Spendenbereitschaft für Ebola-Opfer ist gering

Liberias Botschafterin ruft zu Hilfe für ihr Land auf

Die Spendenbereitschaft der deutschen für die Ebola-Opfer ist bislang gering.

Berlin - "Noch nie wurde so wenig gespendet", sagte Manuela Roßbach von "Aktion Deutschland hilft", einem Bündnis deutscher Hilfsorganisationen, in Berlin. Bisher seien bei "Aktion Deutschland hilft" erst 90.000 Euro gesammelt worden. Das sei weitaus weniger als bei anderen Katastrophen. Die liberianische Botschafterin Ethel Davis richtete einen dringenden Appell an die deutsche Bevölkerung. "Ohne Hilfe ist Westafrika verloren", sagte sie bei der gemeinsamen Pressekonferenz.

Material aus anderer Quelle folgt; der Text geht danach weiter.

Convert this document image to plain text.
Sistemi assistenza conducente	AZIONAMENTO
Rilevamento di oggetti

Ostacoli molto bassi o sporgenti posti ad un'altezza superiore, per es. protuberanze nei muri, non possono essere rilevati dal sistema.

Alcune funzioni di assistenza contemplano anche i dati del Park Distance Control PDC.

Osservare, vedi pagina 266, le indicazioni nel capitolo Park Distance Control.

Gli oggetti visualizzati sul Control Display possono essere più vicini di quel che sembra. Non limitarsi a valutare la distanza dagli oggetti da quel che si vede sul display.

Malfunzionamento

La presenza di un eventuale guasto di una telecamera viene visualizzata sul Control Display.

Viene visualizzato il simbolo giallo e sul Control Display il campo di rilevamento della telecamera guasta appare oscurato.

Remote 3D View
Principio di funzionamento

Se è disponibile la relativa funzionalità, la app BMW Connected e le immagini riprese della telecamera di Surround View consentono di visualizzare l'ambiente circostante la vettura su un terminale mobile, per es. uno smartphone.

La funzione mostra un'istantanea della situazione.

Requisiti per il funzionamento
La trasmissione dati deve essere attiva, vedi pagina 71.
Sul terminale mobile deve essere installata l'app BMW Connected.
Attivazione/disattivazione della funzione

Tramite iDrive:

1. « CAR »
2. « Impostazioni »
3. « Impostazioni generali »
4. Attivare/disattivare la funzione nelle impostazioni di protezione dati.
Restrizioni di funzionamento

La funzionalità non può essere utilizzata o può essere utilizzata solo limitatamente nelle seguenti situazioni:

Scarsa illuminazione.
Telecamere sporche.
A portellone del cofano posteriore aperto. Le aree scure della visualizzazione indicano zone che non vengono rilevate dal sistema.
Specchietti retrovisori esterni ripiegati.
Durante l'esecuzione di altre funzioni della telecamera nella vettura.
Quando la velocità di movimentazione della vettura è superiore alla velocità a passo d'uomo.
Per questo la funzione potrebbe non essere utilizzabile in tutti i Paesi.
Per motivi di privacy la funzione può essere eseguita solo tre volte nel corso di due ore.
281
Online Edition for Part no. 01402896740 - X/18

Nach Angaben der Weltgesundheitsorganisation (WHO)sind in Westafrika bereits mehr als 3300 Menschen an der Krankheit gestorben. Davis sagte, das Gesundheitssystem von Liberia sei mit der Katastrophe überfordert. "Nach 20 Jahren Bürgerkrieg haben wir das System gerade erst aufgebaut." Ein weiteres Problem sei die Verknappung von Nahrungsmitteln, weil nichts mehr produziert werde. Auch hier benötige Liberia Unterstützung.

Zur Ursache der mangelnden Spendenbereitschaft sagte Davis, in Deutschland glaubten viele, die Krankheit sei "weit weg". Das sei falsch. "Ebola kann Grenzen und Kontinente überwinden", warnte die Botschafterin.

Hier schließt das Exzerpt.